High hopes, two hundred years ago. People who were going to an uncrowded unplundered world, a whole new world, and this time build things right. They understood there would be hardships, danger, strangeness, on a planet for which our kind of life is not really fitted. But there would be nothing that men had not encountered and overcome elsewhere. The explorers had made certain of that beforehand.
Economics was a stronger motive than decency for being sure. The Directorate takes a bit of political pressure off itself with each colony it establishes, but does not really solve any physical problems at home; and the cost of sending the big ships is fantastic. The aim is to make Earth’s people look up through the dust and smoke and say, «Well, at, least somebody’s doing all right out there, and maybe we’ll be picked to go in the next emigration, if we stay in favor with the authorities meanwhile.» Failures would be very, very upsetting. Only the news of outright attack had justified organizing the Colonial Fleet to evacuate the Sibyllans.
The investment in them was so huge. Their ancestors came with tools, machinery, chemicals, seeds, suspended-frozen animal embryos, scientific gear… the basics. Of course, they brought a full stock of technical references too. As population expanded, they would build fusion power stations, they would replace the native life forms in ever larger areas with terrene species, they would at last create Paradise. To judge from their laser reports, they had been following out the plan. It was going slowly, because Sibylla was uncommonly hostile, but it was going.
Now—the reasons why they had not rebuilt were plain to see. The lean ships that appeared in the sky, sixty-eight years ago, bombing and flaming, had knocked the foundations out from under the colony. Too much plant was wrecked, too many lives were lost, too few resources were left. For a lifetime, the people could merely hang on, keep their economy stumbling along at a seventeenth- or eighteenth-century level, cling to the hope that we would answer their appeal. And all the while they knew fear.
I looked again at Tom Brenner. Before he was born, the enemy aliens had destroyed from pole to pole. In days—Earth-days—their fleet had departed back into unknownness. At any instant they might return, and not be content with blowing his toy towns off the map. I wondered how deep the weariness went that I read upon him. Yet he stood straight, and he had a squinty-eyed grin, and two of his children had survived to adulthood and one grandchild was alive and healthy.
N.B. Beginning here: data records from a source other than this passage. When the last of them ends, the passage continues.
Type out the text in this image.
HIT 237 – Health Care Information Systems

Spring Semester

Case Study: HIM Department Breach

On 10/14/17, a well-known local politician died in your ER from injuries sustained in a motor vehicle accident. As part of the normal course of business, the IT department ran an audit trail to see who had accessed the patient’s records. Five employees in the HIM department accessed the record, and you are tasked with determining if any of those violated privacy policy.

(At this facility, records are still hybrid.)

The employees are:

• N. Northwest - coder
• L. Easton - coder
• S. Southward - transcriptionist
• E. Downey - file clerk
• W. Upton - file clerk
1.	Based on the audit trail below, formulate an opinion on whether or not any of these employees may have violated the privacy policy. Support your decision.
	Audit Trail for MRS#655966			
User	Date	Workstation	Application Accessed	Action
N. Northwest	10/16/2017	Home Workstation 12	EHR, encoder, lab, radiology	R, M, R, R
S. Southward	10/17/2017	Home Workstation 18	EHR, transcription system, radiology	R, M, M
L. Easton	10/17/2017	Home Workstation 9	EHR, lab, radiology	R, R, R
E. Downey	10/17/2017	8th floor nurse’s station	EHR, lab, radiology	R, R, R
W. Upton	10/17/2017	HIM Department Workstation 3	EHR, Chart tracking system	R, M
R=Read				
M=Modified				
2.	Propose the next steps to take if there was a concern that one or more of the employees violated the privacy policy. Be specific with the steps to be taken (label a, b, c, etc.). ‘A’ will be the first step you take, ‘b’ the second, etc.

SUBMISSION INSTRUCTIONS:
«Come on,» I said in a harshened voice. «Let’s get this finished.»
We didn’t stop till we mounted the rim and looked down into the fused black bowl where New Washington had been. A few skeletons of buildings jutted from the edges, but only a few, their frameworks grotesquely twisted. I estimated that the blast had released fifty megatons.
The star became a taxi. It glided to a halt across the deck from me and balanced while the stocky figure climbed out. I wondered how he paid it. They had told me the Sibyllans were interned on a military reservation while the Director and his cabinet decided what to do about them. Well, when d’Indre demanded a live conference with the old man, perhaps the colonel had taken pity and slipped him some munits so he could arrive like a citizen, not a consignment.